Jennifer Garner feels she’s 53 going on… 53.
The actress got candid on self-love and why at this stage in her life, she’s not looking to be any younger.
When asked by Harper’s Bazzar in an interview published on Friday, what age she feels like in her head, Garner quipped: “I don’t know!”
“Part of me is, like, really 53 because I’ve really earned every minute of every day of every year. I don’t want to be younger,” she confessed. “I’m very grateful to be exactly this age. I’m trying to soak it up. I feel like I’m living in my power. I’m living in my wisdom. I’m living in my joy and my capacity to do and get things done. So I’m just very aware of my luck and the grace that’s been shown to me.”
Garner, who is mom to kids Violet, 19, Seraphina Rose, 16, and Samuel, 13, with ex-husband Ben Affleck, added that as she’s gotten older, there are more aspects of her physical appearance that she loves.
“Part of the gift of being my mother’s daughter is that I haven’t spent a lot of time stressing about my physical appearance,” the “13 Going on 30” alum admitted. “I don’t spend a lot of time in the mirror. Sometimes I could spend more time in the mirror; I’m sure I’ve had things in my teeth or a bump in my hair.”
“So there are pluses and minuses to it.

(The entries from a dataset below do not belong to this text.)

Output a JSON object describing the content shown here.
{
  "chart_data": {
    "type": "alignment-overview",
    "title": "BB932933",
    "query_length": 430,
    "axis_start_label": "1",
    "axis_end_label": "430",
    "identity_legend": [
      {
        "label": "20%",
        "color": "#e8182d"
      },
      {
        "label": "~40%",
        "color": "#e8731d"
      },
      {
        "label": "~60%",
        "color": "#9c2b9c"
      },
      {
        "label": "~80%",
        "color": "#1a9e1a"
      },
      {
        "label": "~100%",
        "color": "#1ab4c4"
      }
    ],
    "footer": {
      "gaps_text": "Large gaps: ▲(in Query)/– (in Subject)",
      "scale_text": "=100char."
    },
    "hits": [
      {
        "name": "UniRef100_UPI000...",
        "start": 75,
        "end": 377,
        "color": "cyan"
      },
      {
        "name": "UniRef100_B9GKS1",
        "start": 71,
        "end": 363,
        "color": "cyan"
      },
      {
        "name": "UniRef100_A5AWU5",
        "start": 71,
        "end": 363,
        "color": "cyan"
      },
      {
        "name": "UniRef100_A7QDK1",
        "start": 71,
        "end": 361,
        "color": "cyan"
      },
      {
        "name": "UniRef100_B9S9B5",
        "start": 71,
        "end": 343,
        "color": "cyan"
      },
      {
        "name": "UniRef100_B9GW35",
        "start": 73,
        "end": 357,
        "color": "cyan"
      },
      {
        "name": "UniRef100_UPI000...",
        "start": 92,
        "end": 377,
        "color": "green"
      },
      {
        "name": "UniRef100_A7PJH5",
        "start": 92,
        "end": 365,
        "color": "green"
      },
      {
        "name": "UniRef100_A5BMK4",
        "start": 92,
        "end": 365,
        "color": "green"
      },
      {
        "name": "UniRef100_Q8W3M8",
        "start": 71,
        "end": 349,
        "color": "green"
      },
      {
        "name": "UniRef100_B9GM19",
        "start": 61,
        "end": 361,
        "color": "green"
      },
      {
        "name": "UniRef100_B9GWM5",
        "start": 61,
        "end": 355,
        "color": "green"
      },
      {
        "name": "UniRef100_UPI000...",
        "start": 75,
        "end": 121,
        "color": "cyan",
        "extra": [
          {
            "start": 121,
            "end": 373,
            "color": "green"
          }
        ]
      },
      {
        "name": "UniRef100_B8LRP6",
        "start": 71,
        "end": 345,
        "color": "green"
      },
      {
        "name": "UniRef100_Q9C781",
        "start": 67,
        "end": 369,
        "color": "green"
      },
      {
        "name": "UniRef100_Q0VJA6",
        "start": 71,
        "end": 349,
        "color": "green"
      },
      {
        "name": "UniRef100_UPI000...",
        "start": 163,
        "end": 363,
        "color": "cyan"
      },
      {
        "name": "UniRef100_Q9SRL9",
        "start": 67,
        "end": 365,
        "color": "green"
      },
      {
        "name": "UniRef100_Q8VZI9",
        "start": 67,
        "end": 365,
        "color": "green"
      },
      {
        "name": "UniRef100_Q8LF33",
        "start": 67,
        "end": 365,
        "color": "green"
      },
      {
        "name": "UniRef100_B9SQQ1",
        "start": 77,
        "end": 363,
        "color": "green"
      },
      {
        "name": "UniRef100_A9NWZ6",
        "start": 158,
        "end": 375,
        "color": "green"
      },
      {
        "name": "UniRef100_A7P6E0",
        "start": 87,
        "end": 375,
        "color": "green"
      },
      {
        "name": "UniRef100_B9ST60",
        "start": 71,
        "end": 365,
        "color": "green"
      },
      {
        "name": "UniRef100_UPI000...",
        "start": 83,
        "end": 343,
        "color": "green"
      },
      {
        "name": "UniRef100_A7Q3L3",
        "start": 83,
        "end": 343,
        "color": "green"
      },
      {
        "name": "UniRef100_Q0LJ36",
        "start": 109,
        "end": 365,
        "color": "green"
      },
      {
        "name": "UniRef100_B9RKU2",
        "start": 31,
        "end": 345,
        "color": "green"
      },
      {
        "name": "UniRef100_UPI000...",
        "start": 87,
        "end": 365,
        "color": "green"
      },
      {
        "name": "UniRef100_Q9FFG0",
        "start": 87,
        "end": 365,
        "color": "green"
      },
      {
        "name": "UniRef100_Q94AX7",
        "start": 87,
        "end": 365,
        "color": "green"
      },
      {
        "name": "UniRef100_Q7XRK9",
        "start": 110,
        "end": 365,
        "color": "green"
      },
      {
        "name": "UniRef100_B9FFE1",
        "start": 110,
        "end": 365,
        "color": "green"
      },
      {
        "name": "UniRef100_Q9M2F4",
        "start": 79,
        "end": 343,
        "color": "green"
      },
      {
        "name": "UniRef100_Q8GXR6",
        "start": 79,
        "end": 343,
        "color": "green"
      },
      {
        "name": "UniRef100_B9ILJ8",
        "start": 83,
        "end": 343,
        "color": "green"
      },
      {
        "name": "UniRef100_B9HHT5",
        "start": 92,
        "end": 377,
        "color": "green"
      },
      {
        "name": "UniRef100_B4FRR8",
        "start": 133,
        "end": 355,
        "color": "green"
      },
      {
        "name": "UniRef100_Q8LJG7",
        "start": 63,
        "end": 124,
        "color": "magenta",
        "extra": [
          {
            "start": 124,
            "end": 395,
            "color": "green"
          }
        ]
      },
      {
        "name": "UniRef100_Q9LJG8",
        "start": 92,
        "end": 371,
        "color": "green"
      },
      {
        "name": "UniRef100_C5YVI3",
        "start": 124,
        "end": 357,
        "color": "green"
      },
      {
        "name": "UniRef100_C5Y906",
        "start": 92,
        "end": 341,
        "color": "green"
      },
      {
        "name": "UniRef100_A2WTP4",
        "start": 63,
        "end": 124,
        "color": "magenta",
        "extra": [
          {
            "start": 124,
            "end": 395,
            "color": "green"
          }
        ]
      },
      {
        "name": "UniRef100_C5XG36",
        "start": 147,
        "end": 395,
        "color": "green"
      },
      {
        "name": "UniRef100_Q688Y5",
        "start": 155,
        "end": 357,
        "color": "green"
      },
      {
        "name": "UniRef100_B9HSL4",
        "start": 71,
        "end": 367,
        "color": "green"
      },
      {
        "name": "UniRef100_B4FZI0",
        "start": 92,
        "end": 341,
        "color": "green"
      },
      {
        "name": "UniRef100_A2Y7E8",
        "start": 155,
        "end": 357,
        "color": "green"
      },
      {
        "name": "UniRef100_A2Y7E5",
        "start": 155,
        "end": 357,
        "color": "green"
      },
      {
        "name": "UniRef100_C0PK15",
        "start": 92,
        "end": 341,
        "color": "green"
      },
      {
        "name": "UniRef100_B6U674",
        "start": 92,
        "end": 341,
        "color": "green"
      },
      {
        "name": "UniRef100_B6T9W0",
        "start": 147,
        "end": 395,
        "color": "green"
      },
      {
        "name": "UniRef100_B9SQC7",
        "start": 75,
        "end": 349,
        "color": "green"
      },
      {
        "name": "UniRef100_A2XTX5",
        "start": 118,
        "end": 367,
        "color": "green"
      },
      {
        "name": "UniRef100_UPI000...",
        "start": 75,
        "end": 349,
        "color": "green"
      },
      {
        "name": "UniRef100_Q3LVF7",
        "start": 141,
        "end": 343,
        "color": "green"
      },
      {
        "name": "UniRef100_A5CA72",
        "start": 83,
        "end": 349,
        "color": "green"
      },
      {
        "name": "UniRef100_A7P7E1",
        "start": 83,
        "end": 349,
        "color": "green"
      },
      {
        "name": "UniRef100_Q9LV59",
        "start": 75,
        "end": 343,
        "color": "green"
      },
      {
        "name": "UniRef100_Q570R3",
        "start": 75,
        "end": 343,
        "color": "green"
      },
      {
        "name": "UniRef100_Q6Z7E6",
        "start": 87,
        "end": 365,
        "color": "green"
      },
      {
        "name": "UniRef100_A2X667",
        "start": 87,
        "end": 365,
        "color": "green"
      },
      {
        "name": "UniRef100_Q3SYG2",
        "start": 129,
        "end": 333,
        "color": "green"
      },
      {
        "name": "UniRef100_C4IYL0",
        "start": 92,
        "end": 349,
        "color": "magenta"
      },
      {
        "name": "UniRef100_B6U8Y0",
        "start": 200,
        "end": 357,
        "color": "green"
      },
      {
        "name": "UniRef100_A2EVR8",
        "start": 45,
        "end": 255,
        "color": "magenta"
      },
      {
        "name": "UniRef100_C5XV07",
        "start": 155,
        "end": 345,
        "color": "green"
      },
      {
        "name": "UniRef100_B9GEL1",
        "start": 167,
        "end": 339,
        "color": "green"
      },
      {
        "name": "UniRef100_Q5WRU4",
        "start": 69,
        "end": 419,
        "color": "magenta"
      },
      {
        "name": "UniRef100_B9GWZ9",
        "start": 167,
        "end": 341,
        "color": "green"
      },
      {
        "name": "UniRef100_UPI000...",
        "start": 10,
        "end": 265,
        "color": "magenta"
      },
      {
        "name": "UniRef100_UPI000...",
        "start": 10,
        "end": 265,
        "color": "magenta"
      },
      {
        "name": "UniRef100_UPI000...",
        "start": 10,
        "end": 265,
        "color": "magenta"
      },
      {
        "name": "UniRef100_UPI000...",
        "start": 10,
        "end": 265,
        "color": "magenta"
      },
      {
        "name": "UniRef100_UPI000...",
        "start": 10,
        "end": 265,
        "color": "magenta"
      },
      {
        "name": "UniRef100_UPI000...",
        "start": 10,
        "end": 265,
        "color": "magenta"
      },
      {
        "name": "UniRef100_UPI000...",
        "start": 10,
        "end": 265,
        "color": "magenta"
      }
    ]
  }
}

If you look through, like, the last 20-plus years of paparazzi pictures of me, you would see images and say, ‘You would be best served by spending more time thinking about what you look like.’”
As the years go by, Garner, who’s been in front of the camera since landing a part on the drama “Felicity” in 1998, has given herself grace.
“But the flip side of that is that I’m not really that stressed about aging or things changing,” she stressed. “I have my moments, of course, where I’ll look in the monitor at work and be like, ‘Who is that? Ah, that’s me!’ But I think less is more, as far as focusing on yourself too much in that way.”
“What are you going to do?” Garner continued. “I want to age. I want to live to be 100. I don’t expect to look at 100 like I look today. I want to wear every single bit of those 100 years and feel great about them. But what do I like better about myself? Well, I don’t know that I used to think about it at all, but I’m more friendly to myself in general.”
As for what the “Family Switch” star swears by, she says: sunscreen.
“Sunscreen ages well,” said Garner. “My dermatologist friend Doris Day says nothing looks better in your 50s than sunscreen in your 20s. And as someone who was not a sunbather in my 20s—I just didn’t have that patience—I luckily did wear sunscreen. I can tell you, the products have only gotten better, every single iteration, every single year, and I’m grateful for them now that I’m in my 50s.”
One thing Garner isn’t diving into for the time being is cosmetic procedures. Instead, she’s opting for good skincare – much like products from her longtime partnership with Neutrogena.
“Well, I don’t judge whatever makes anyone look or feel their best,” she told the outlet. “I haven’t needed it yet, but I can’t say that I haven’t said to doctors before, ‘Do I need to do this?’ And I’ve had really nice doctors who have just been like, ‘No.’ So, God only knows 10 years from now what the conversation will be. I’m not there yet.”
Garner added, “But as far as injectables go, I think just find somebody fantastic and proceed with caution. I don’t do a ton, and Botox doesn’t work very well for me; that’s why I wear bangs a lot. I like to be able to move my forehead, and it’s such a big part of my face. I have, like, a five-head.”
These days, what keeps the “Alias” vet feeling good in her skin is “working out with people who are younger and more fit than I am.”
And the best part of aging is simple for Garner. As she put it, “Growing older is the best! It’s like you’re more confident and you worry less. I had no idea how much I was going to love having teenagers. They’re just so smart and funny. They make me laugh, and they’re so sweet. “
Although sometimes, there are those every day teenage tifs.
Last month, in an academic research paper that Violet wrote for Yale University’s Global Health Review, the college student detailed some opposing views she has with Garner.
The mother-daughter duo had different reactions to the Pacific Palisades fires, with Garner being stunned and Violet feeling that due to climate change, it was inevitable.
“I spent the January fires in Los Angeles arguing with my mother in a hotel room,” Violet penned.
According to the essay, Garner “was shell-shocked, astonished at the scale of destruction in the neighborhood where she raised myself and my siblings.”
“I was surprised at her surprise: as a lifelong Angelena and climate-literate member of generation Z, my question had not been whether the Palisades would burn but when,” Violet wrote.
During the wildfires, Garner volunteered with the World Central Kitchen and revealed that a friend who she knew through church died in the blaze.
“I feel almost guilty walking through my house,” she said at the time.